Guardando ai prossimi due anni, la prevalenza delle aziende prevede di ridurre gradualmente, ma con continuità, i server fisici, di mantenere e fortificare la propria infrastruttura virtualizzata e di abbracciare strategie cloud-first. Una tendenza che porterà la metà dei carichi di lavoro di produzione ad essere ospitata nel cloud entro il 2023, spingendo la maggior parte delle aziende a cambiare la strategia di data protection.
Cresce parallelamente anche il backup, che si sposta da soluzioni on-premise a soluzioni basate su cloud e gestite da un fornitore di servizi. Un trend cominciato nel 2020 con il 29% e che Veeam prevede arrivi fino al 46% entro il 2023. Entro il 2023, il 46% delle aziende collaborerà con un fornitore di Backup as a Service (BaaS) e il 51% prevede di adottare il Disaster Recovery as a Service (DRaaS).
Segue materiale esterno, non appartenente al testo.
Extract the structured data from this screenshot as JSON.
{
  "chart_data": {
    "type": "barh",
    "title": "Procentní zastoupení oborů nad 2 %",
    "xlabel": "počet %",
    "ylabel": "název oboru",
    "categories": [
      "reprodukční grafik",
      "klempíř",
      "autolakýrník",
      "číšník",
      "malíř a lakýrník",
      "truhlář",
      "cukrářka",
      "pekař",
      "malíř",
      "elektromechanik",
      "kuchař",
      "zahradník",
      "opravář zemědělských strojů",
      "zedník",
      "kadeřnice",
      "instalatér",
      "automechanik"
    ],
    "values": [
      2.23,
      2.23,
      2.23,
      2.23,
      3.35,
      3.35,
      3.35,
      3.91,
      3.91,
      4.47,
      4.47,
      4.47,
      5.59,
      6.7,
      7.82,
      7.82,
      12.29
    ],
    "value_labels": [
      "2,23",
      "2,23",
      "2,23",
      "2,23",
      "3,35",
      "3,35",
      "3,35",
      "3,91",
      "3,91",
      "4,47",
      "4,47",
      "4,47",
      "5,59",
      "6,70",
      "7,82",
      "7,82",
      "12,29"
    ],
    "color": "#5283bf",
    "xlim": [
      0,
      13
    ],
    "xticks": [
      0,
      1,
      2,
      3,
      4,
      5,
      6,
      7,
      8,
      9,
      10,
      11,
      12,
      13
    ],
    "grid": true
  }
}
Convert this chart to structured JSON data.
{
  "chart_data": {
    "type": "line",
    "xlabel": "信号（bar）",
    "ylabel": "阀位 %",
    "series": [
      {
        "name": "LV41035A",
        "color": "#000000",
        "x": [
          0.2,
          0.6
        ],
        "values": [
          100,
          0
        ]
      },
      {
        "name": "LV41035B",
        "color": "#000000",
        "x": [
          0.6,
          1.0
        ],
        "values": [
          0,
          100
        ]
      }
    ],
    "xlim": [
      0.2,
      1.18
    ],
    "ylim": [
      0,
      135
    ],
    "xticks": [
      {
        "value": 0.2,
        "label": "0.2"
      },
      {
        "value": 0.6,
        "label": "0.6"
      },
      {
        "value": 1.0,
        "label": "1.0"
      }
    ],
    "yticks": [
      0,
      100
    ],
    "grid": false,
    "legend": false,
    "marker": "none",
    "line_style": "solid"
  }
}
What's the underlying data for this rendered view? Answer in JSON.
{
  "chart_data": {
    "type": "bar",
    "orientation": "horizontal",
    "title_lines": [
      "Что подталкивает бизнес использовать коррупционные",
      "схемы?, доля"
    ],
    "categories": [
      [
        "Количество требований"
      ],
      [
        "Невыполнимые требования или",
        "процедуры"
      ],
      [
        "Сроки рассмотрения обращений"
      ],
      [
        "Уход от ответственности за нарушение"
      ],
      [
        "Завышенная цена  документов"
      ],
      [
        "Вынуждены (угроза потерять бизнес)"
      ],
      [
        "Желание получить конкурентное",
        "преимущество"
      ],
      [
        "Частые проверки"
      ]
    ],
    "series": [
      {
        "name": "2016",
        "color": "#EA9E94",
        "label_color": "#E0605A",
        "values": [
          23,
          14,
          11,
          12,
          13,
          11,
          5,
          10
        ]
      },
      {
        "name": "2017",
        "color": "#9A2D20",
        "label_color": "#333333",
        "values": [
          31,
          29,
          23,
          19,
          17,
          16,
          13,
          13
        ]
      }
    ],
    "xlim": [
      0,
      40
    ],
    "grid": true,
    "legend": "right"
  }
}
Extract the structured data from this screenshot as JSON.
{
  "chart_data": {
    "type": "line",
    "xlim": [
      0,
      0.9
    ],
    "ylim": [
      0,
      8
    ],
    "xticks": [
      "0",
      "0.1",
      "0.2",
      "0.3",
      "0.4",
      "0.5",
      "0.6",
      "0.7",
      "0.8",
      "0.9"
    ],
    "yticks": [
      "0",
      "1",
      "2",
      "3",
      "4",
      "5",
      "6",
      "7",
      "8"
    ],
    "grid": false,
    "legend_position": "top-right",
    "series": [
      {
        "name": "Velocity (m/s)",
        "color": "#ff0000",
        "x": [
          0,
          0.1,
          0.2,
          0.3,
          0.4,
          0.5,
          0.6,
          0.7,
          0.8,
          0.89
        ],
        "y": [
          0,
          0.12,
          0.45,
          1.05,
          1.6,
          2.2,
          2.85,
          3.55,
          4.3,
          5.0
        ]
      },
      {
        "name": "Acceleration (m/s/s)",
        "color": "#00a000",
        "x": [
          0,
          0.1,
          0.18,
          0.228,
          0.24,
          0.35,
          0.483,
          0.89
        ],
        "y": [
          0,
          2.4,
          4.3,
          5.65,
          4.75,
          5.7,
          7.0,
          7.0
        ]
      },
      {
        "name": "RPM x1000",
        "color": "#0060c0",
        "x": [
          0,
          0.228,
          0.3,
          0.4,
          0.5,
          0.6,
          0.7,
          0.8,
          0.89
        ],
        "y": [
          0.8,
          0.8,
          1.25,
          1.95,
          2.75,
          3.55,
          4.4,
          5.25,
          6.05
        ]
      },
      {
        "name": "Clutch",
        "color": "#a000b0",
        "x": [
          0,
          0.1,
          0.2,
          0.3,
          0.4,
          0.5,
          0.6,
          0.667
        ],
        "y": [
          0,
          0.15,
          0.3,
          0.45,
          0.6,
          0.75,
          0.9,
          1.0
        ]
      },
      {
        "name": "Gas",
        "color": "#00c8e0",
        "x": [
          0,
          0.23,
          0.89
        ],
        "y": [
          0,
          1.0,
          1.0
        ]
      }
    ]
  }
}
Il futuro del backup e disaster recovery è affidato al cloud
Il futuro del backup e disaster recovery è affidato al cloud

“La resilienza è il primo passo verso la trasformazione digitale: ecco il motivo per cui le aziende stanno cercando urgentemente di modernizzare la data protection attraverso l’adozione del cloud. Entro il 2023, il 77% delle aziende a livello globale utilizzerà il backup cloud-first, aumentando l’affidabilità e migliorando la gestione dei costi, in questo modo le risorse IT saranno più libere di concentrarsi sui progetti DX che permetteranno di competere nell’era della digital economy”, conclude Allan.